This week, the Securities and Exchange Commission finalized rules requiring proxy advisory firms to provide access to final proxy reports to all companies and to distribute company responses to voting recommendations to investor clients.
The SEC’s actions capped a nearly two-year long rulemaking effort focusing on the proxy process in which the Association’s Center On Executive Compensation played a major role in ensuring regulators understood the concerns surrounding proxy advisory firms.
- All companies must have the ability to obtain a final proxy report prior to or in conjunction with general distribution to a proxy advisor’s clients.
- Proxy advisors must notify investor clients of and provide a hyperlink to a company response to the proxy advisory firm report in “a timely manner before the shareholder meeting (or, if no meeting, before the votes, consents, or authorizations may be used to effect the proposed action).” On the timing, in his remarks, Commissioner Roisman noted the notification of a company response must be issued “in a timely manner before those clients vote.”

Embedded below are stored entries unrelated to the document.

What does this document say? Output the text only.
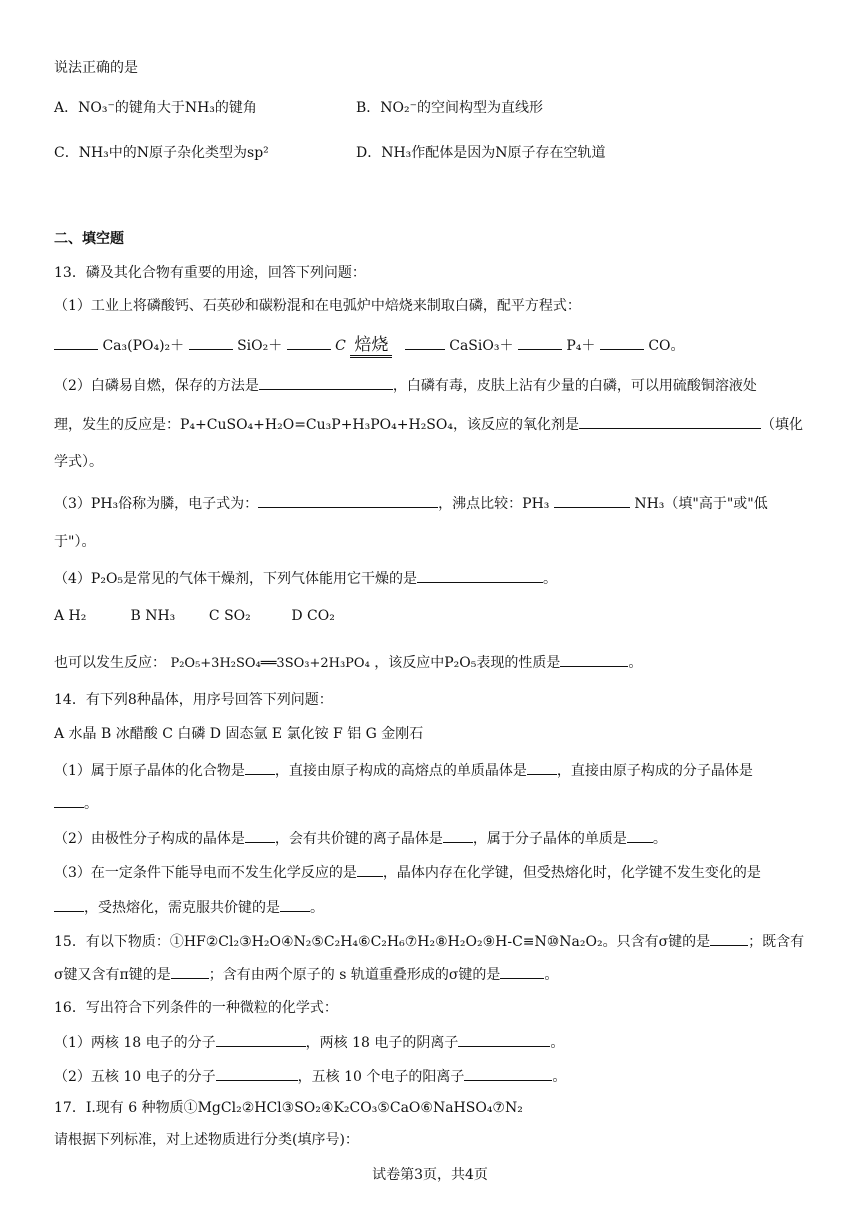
说法正确的是
A．NO₃⁻的键角大于NH₃的键角	B．NO₂⁻的空间构型为直线形
C．NH₃中的N原子杂化类型为sp²	D．NH₃作配体是因为N原子存在空轨道
二、填空题
13．磷及其化合物有重要的用途，回答下列问题：
（1）工业上将磷酸钙、石英砂和碳粉混和在电弧炉中焙烧来制取白磷，配平方程式：
Ca₃(PO₄)₂＋	SiO₂＋	C 焙烧	CaSiO₃＋	P₄＋	CO。
（2）白磷易自燃，保存的方法是	，白磷有毒，皮肤上沾有少量的白磷，可以用硫酸铜溶液处
理，发生的反应是：P₄+CuSO₄+H₂O=Cu₃P+H₃PO₄+H₂SO₄，该反应的氧化剂是	（填化
学式）。
（3）PH₃俗称为膦，电子式为：	，沸点比较：PH₃	NH₃（填"高于"或"低
于"）。
（4）P₂O₅是常见的气体干燥剂，下列气体能用它干燥的是	。
A H₂	B NH₃ C SO₂	D CO₂
也可以发生反应： P₂O₅+3H₂SO₄══3SO₃+2H₃PO₄ ，该反应中P₂O₅表现的性质是	。
14．有下列8种晶体，用序号回答下列问题：
A 水晶 B 冰醋酸 C 白磷 D 固态氩 E 氯化铵 F 铝 G 金刚石
（1）属于原子晶体的化合物是 ，直接由原子构成的高熔点的单质晶体是 ，直接由原子构成的分子晶体是
。
（2）由极性分子构成的晶体是 ，会有共价键的离子晶体是 ，属于分子晶体的单质是 。
（3）在一定条件下能导电而不发生化学反应的是 ，晶体内存在化学键，但受热熔化时，化学键不发生变化的是
，受热熔化，需克服共价键的是 。
15．有以下物质：①HF②Cl₂③H₂O④N₂⑤C₂H₄⑥C₂H₆⑦H₂⑧H₂O₂⑨H-C≡N⑩Na₂O₂。只含有σ键的是	；既含有
σ键又含有π键的是	；含有由两个原子的 s 轨道重叠形成的σ键的是	。
16．写出符合下列条件的一种微粒的化学式：
（1）两核 18 电子的分子	，两核 18 电子的阴离子	。
（2）五核 10 电子的分子	，五核 10 个电子的阳离子	。
17．I.现有 6 种物质①MgCl₂②HCl③SO₂④K₂CO₃⑤CaO⑥NaHSO₄⑦N₂
请根据下列标准，对上述物质进行分类(填序号)：
试卷第3页，共4页
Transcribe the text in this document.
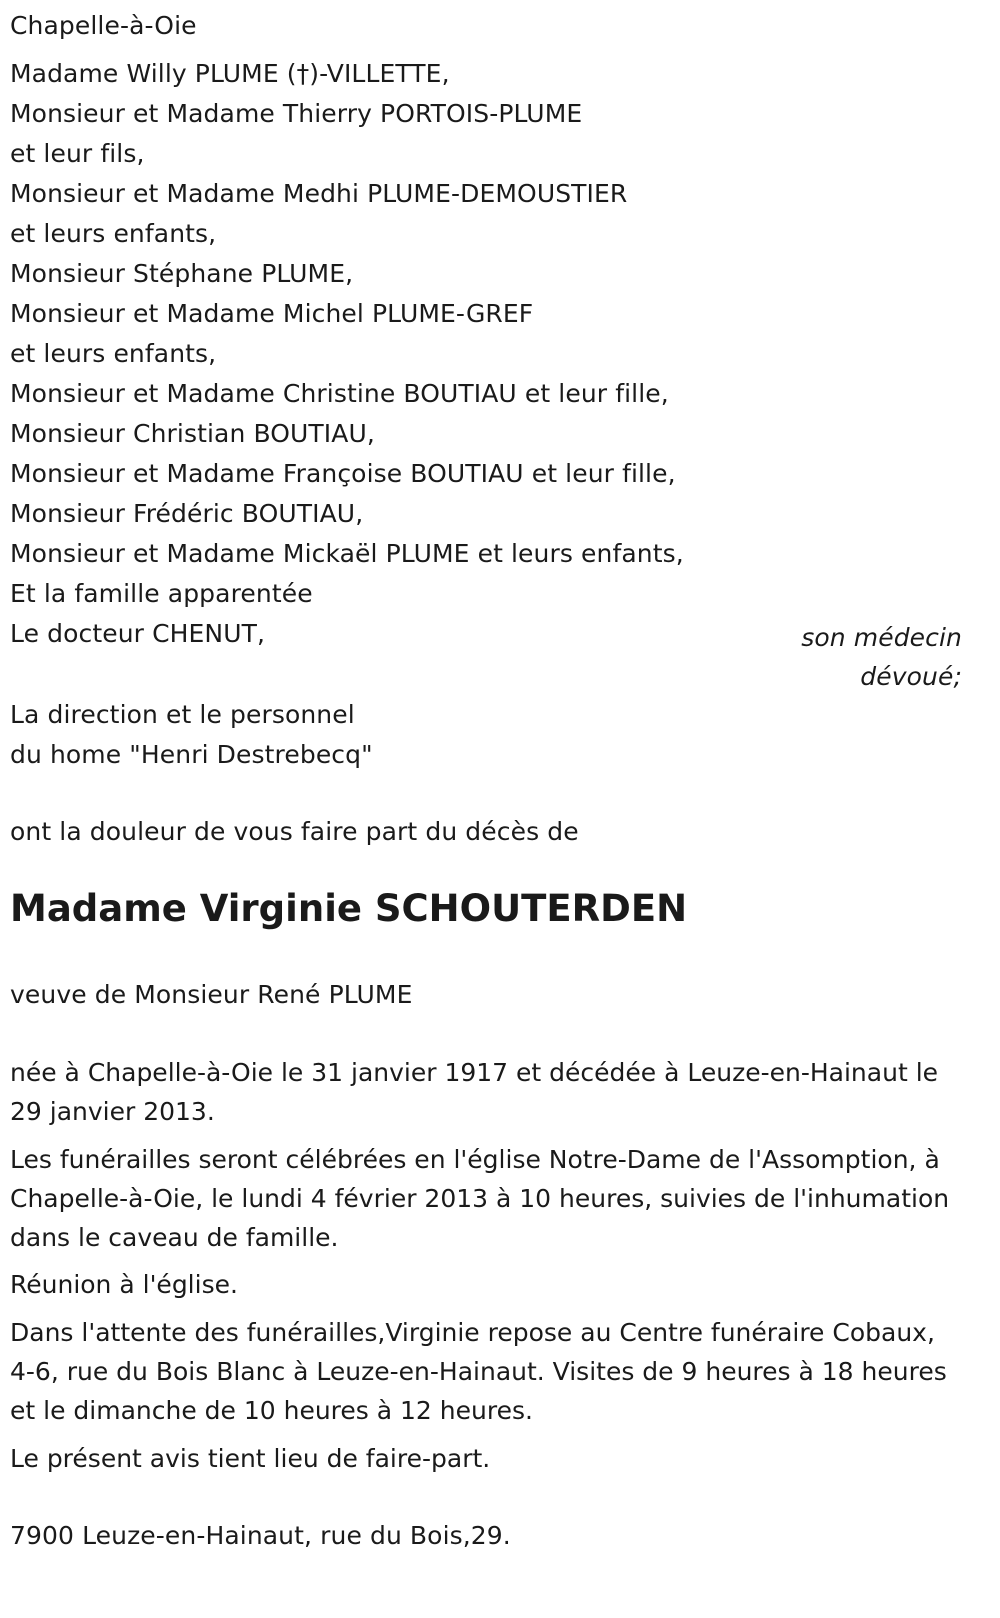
Chapelle-à-Oie
Madame Willy PLUME (†)-VILLETTE,
Monsieur et Madame Thierry PORTOIS-PLUME
et leur fils,
Monsieur et Madame Medhi PLUME-DEMOUSTIER
et leurs enfants,
Monsieur Stéphane PLUME,
Monsieur et Madame Michel PLUME-GREF
et leurs enfants,
Monsieur et Madame Christine BOUTIAU et leur fille,
Monsieur Christian BOUTIAU,
Monsieur et Madame Françoise BOUTIAU et leur fille,
Monsieur Frédéric BOUTIAU,
Monsieur et Madame Mickaël PLUME et leurs enfants,
Et la famille apparentée
Le docteur CHENUT,	son médecin
dévoué;
La direction et le personnel
du home "Henri Destrebecq"
ont la douleur de vous faire part du décès de
Madame Virginie SCHOUTERDEN
veuve de Monsieur René PLUME
née à Chapelle-à-Oie le 31 janvier 1917 et décédée à Leuze-en-Hainaut le 29 janvier 2013.
Les funérailles seront célébrées en l'église Notre-Dame de l'Assomption, à Chapelle-à-Oie, le lundi 4 février 2013 à 10 heures, suivies de l'inhumation dans le caveau de famille.
Réunion à l'église.
Dans l'attente des funérailles,Virginie repose au Centre funéraire Cobaux, 4-6, rue du Bois Blanc à Leuze-en-Hainaut. Visites de 9 heures à 18 heures et le dimanche de 10 heures à 12 heures.
Le présent avis tient lieu de faire-part.
7900 Leuze-en-Hainaut, rue du Bois,29.
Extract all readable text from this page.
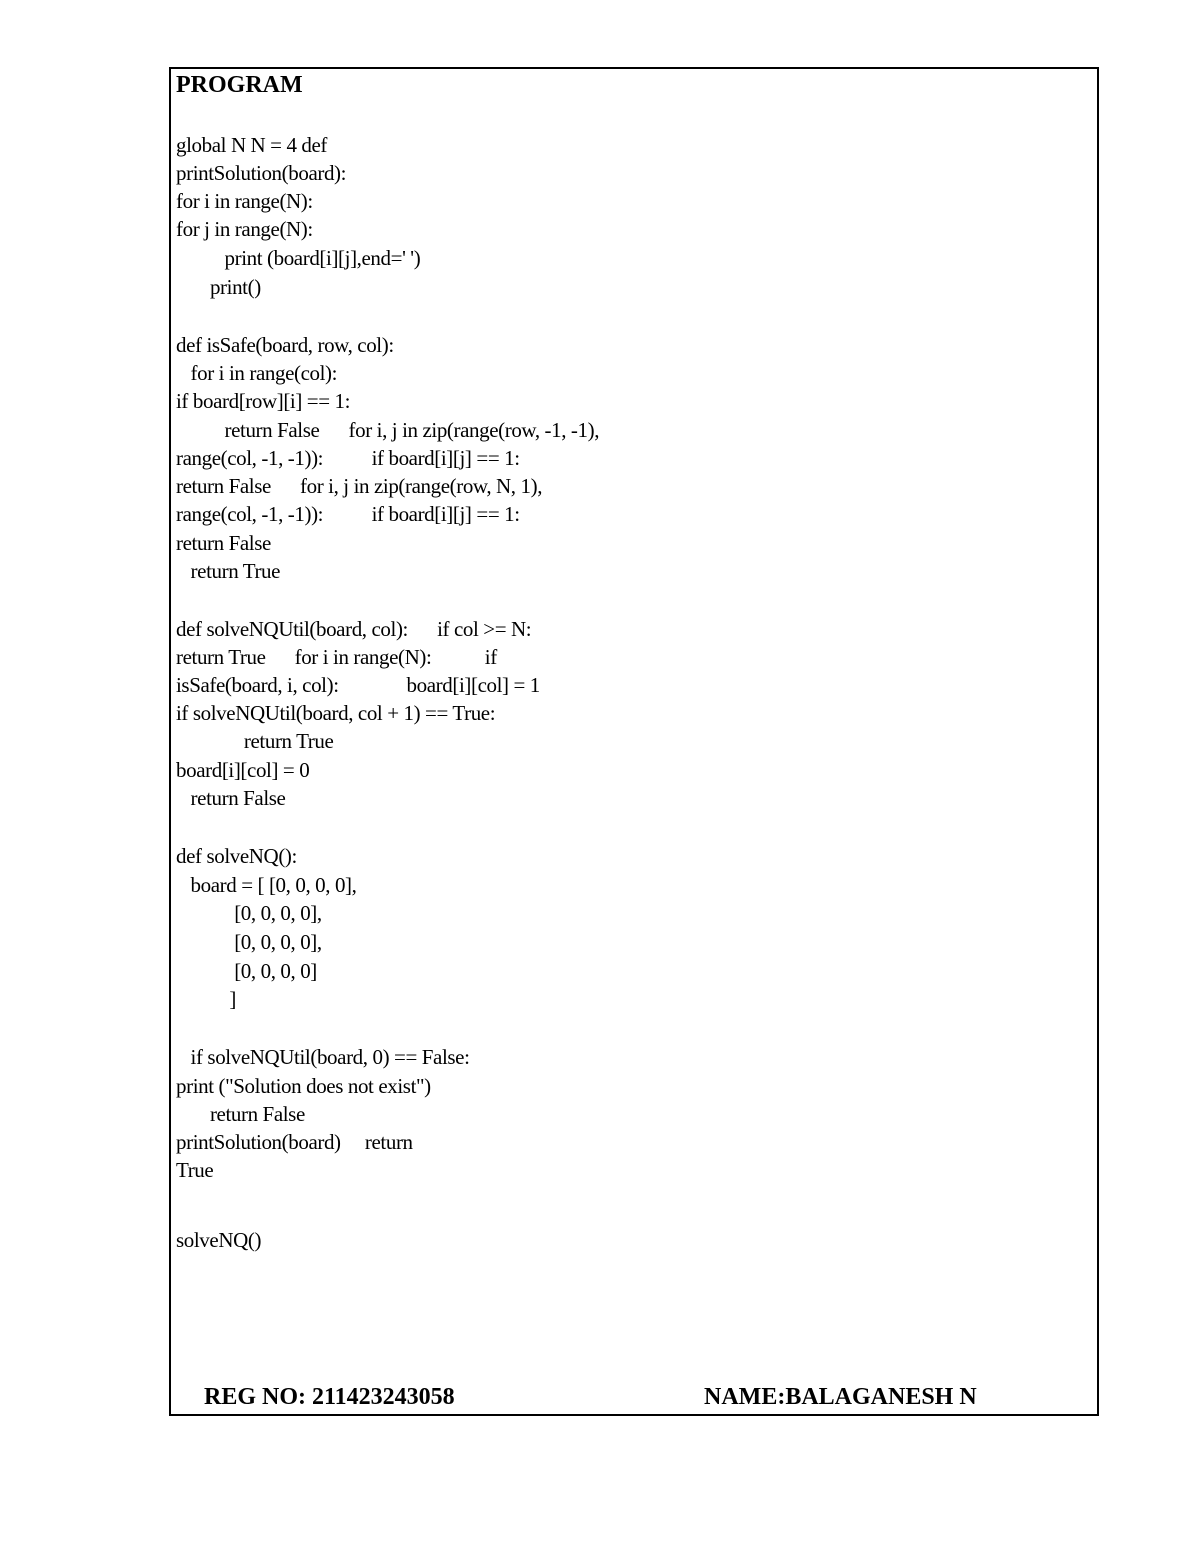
PROGRAM
global N N = 4 def
printSolution(board):
for i in range(N):
for j in range(N):
print (board[i][j],end=' ')
print()
def isSafe(board, row, col):
for i in range(col):
if board[row][i] == 1:
return False      for i, j in zip(range(row, -1, -1),
range(col, -1, -1)):          if board[i][j] == 1:
return False      for i, j in zip(range(row, N, 1),
range(col, -1, -1)):          if board[i][j] == 1:
return False
return True
def solveNQUtil(board, col):      if col >= N:
return True      for i in range(N):           if
isSafe(board, i, col):              board[i][col] = 1
if solveNQUtil(board, col + 1) == True:
return True
board[i][col] = 0
return False
def solveNQ():
board = [ [0, 0, 0, 0],
[0, 0, 0, 0],
[0, 0, 0, 0],
[0, 0, 0, 0]
]
if solveNQUtil(board, 0) == False:
print ("Solution does not exist")
return False
printSolution(board)     return
True
solveNQ()
REG NO: 211423243058	NAME:BALAGANESH N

- Proxy advisors must provide specific conflict of interest disclosures in the proxy report or within the medium delivering the proxy report to investors.
- Proxy reports constitute a federal proxy solicitation subject to anti-fraud rules. The SEC officially codified its view that proxy voting recommendations provided by proxy advisory firms constitute a federal proxy solicitation subject to federal rules – a view which underpins the entirety of the new requirements.